Formal ist es völlig korrekt, diese Nichtwähler zu ignorieren, denn wer nicht abstimmt, verwirkt sein Mitwirkungsrecht. Allerdings sind es ein Viertel der bayerischen Menschen, die diese Option für sich gewählt haben. Ich kann jemand, der gar nicht wählen geht, kaum für dümmer oder verwerflicher halten als jemanden, der aus diffusem Protest Neonazis wählt.

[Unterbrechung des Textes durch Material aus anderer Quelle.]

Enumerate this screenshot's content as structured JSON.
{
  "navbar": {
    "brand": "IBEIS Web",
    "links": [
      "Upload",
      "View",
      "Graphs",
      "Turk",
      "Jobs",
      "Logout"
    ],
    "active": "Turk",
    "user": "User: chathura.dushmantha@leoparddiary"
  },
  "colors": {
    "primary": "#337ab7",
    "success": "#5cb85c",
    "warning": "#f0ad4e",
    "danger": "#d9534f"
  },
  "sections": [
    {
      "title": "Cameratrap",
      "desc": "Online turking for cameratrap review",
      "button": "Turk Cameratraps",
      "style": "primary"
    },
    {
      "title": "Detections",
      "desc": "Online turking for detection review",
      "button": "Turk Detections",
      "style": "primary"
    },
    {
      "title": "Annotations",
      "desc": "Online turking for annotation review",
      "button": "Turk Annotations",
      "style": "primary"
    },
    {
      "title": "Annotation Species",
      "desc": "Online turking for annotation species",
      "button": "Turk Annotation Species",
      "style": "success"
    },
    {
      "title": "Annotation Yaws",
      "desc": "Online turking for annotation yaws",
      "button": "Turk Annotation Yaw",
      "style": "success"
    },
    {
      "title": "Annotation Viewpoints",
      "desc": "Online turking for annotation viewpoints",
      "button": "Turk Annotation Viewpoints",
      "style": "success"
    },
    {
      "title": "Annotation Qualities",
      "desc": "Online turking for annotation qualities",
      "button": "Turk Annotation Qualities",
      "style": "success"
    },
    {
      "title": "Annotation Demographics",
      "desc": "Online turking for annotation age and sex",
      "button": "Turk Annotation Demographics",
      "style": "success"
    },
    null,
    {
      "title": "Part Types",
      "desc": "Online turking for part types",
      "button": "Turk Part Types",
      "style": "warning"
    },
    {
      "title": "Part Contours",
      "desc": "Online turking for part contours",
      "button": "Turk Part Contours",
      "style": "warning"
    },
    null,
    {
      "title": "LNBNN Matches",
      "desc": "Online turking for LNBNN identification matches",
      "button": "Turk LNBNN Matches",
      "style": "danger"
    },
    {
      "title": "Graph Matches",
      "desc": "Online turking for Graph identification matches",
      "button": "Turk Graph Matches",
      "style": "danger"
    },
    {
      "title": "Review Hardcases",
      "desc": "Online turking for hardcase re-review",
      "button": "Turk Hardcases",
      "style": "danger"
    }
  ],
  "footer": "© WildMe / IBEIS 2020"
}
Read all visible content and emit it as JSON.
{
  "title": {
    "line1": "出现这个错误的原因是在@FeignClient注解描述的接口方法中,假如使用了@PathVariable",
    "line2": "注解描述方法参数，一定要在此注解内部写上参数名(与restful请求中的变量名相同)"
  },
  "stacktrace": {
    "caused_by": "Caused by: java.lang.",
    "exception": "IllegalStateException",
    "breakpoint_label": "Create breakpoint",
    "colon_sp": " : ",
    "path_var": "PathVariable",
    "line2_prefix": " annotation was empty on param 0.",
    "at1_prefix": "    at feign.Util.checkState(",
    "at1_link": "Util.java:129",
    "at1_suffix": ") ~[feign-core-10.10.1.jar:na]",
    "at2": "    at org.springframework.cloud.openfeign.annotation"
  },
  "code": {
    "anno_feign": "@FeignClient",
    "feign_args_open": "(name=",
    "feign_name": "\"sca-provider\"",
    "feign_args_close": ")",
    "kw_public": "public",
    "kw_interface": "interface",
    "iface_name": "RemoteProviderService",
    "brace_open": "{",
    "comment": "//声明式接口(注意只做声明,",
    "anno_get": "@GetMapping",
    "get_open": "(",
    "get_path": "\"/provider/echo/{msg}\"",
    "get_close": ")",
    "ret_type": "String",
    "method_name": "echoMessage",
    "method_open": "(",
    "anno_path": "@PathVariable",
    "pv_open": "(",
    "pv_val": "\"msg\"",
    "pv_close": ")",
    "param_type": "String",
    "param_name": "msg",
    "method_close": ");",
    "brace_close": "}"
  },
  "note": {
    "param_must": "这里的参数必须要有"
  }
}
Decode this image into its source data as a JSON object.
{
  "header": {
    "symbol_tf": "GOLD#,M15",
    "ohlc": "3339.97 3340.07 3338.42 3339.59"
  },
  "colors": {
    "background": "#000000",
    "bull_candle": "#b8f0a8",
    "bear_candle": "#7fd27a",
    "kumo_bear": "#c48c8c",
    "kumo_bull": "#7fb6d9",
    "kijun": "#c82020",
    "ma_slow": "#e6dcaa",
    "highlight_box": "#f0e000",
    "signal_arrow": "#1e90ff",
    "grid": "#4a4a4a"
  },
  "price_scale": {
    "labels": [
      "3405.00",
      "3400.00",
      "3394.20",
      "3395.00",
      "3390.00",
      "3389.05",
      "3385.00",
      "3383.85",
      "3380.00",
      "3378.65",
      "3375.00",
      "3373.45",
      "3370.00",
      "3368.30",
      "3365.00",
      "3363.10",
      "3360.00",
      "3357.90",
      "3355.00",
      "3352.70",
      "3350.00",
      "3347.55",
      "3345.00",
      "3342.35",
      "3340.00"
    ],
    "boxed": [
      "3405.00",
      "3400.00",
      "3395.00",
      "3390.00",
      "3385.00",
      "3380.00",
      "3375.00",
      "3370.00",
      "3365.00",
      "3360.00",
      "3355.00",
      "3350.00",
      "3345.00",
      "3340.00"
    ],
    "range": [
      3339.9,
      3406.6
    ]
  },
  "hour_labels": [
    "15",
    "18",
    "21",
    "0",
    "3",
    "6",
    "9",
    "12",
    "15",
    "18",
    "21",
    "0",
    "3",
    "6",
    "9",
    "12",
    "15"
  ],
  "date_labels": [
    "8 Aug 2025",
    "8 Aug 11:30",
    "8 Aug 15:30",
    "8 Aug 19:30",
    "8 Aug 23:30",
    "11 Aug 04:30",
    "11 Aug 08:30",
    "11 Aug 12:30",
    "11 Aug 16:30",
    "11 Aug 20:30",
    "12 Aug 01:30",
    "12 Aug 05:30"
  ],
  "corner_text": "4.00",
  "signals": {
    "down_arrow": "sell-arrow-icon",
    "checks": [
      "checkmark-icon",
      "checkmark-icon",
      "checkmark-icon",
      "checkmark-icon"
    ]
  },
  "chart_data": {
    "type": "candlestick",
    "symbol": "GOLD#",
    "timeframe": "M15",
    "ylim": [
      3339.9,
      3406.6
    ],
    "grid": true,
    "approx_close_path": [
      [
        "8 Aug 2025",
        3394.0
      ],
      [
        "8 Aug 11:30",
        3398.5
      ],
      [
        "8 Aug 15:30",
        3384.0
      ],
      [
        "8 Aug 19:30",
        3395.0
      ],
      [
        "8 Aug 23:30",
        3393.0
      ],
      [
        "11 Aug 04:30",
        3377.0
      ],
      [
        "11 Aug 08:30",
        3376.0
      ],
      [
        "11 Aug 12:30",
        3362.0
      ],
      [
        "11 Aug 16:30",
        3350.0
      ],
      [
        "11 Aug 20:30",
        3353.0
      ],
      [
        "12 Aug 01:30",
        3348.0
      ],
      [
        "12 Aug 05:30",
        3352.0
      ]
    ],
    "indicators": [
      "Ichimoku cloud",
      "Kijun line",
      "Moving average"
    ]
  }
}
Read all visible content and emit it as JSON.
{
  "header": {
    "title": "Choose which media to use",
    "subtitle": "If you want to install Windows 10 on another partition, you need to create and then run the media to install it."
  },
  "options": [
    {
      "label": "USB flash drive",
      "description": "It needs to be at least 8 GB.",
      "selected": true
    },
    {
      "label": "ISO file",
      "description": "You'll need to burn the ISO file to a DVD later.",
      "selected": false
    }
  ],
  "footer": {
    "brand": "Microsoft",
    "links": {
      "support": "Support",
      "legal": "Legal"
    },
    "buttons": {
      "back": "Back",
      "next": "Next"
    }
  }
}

Eine Wahlgrafik mit allen bayerischen Menschen vom 8. Oktober sähe so aus:

Zählt man jetzt die Nichtwähler, die AfD-Wähler und einen Teil der Wähler sonstiger Parteien zusammen, ergibt das weit über ein Drittel der Menschen in Bayern, die mit dem Angebot des hergebrachten Politgeschehens unzufrieden sind.

Ob das vielleicht mal ein politisches Thema wäre?

(weitere Mails aus Eching)

Ein Lesermail

  1. Sehr gut analysiert, s. g. Herr Bachhuber!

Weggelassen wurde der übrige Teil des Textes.